Mauser est un fabricant d’armes allemand fondé au XIXe siècle, réputé pour ses fusils à verrou et ses pistolets. L’histoire de Mauser commence à l’arsenal royal d’Oberndorf, fondé le 31 juillet 1811 par le roi Frédéric Ier de Wurtemberg. C’est dans cet atelier que les frères Wilhelm et Paul Mauser travaillent au milieu du XIXe siècle comme armuriers et mettent au point un nouveau fusil à répétition à culasse rotative dès 1867. Leur prototype s’inspire du fusil français Chassepot, qui avait montré sa supériorité lors de la guerre de 1870. Le Gewehr Modell 1871 (fusil Mauser 1871) est ainsi adopté par la nouvelle armée allemande unifiée, supplantant la concurrence et marquant le début du succès pour Mauser.
Fort de ce premier contrat national, Mauser se tourne aussi rapidement vers l’exportation. Les premières commandes étrangères arrivent dans les années 1880-1890 avec, par exemple, le fusil Mauser 1889 pour la Belgique, le Mauser 1890 pour l’Empire ottoman et le Mauser 1891 pour l’Argentine. Le Mauser modèle 1893, adopté par l’Espagne (calibre 7×57 mm), rencontre un succès international en étant également choisi par de nombreux pays d’Amérique latine.
Lors de la guerre hispano-américaine de 1898, les troupes espagnoles équipées de fusils Mauser 1893 infligent de lourdes pertes aux forces américaines, notamment à la bataille de San Juan où 750 soldats espagnols tinrent tête à 15 000 Américains pendant plus de 12 heures. Cet événement incite les États-Unis à adopter à leur tour le système de culasse Mauser pour leur fusil Springfield M1903, moyennant le paiement de royalties à l’entreprise allemande.
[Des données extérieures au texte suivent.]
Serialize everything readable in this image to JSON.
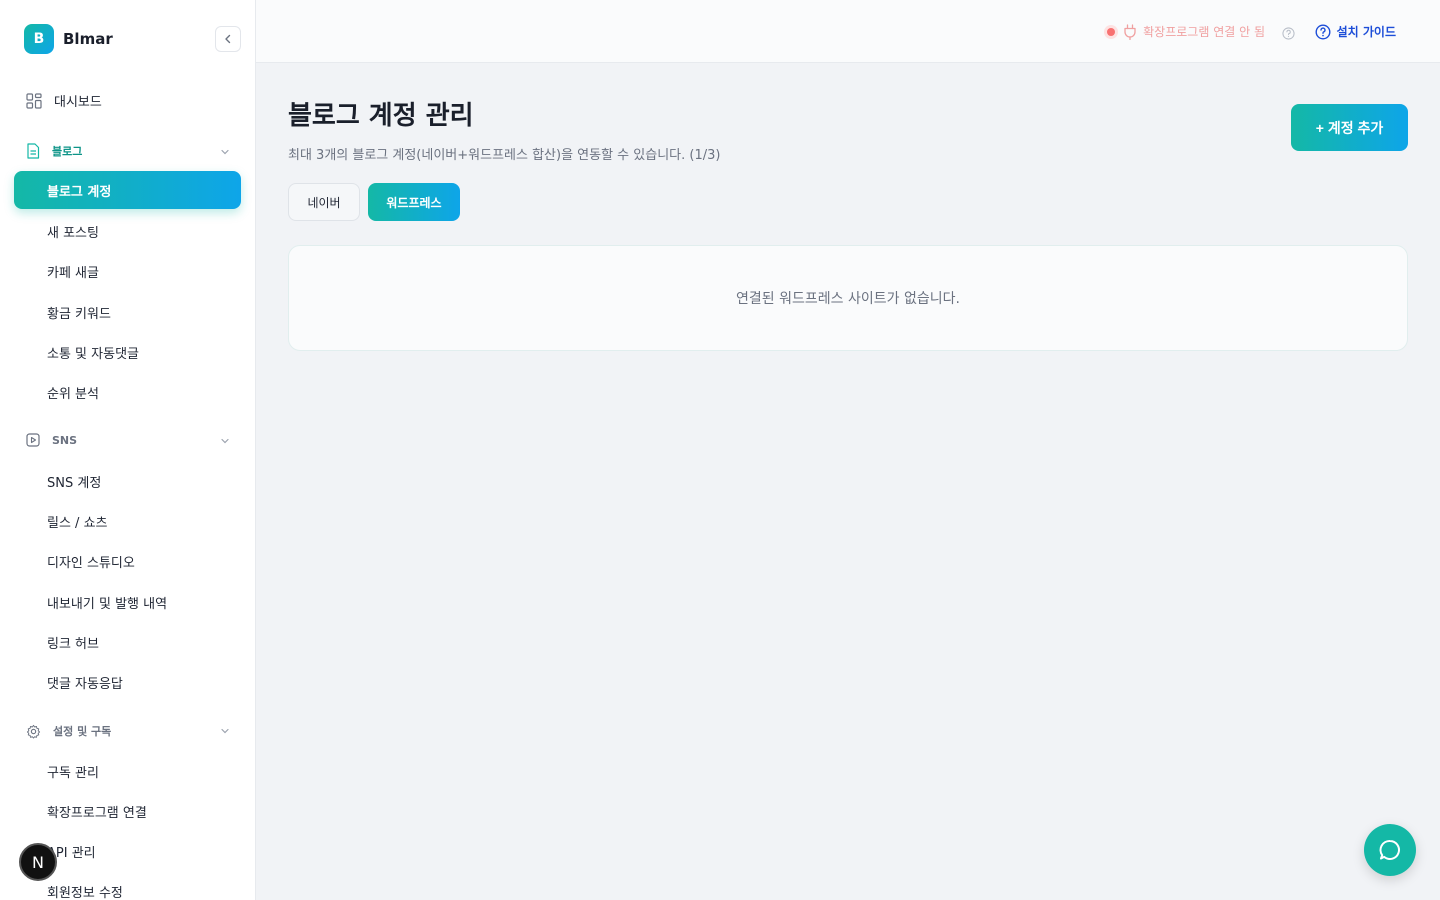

À la fin du XIXe siècle, Mauser devient l’un des plus grands noms de l’armement : la Turquie, le Brésil, le Mexique, le Chili, l’Uruguay, la Chine, l’Iran, la Serbie ou encore la Suède figurent parmi les nombreux pays ayant adopté des variantes du fusil Mauser à cette époque. Paul Mauser, l’ingénieur en chef et cofondateur, décède en mai 1914 peu avant le déclenchement de la Première Guerre mondiale.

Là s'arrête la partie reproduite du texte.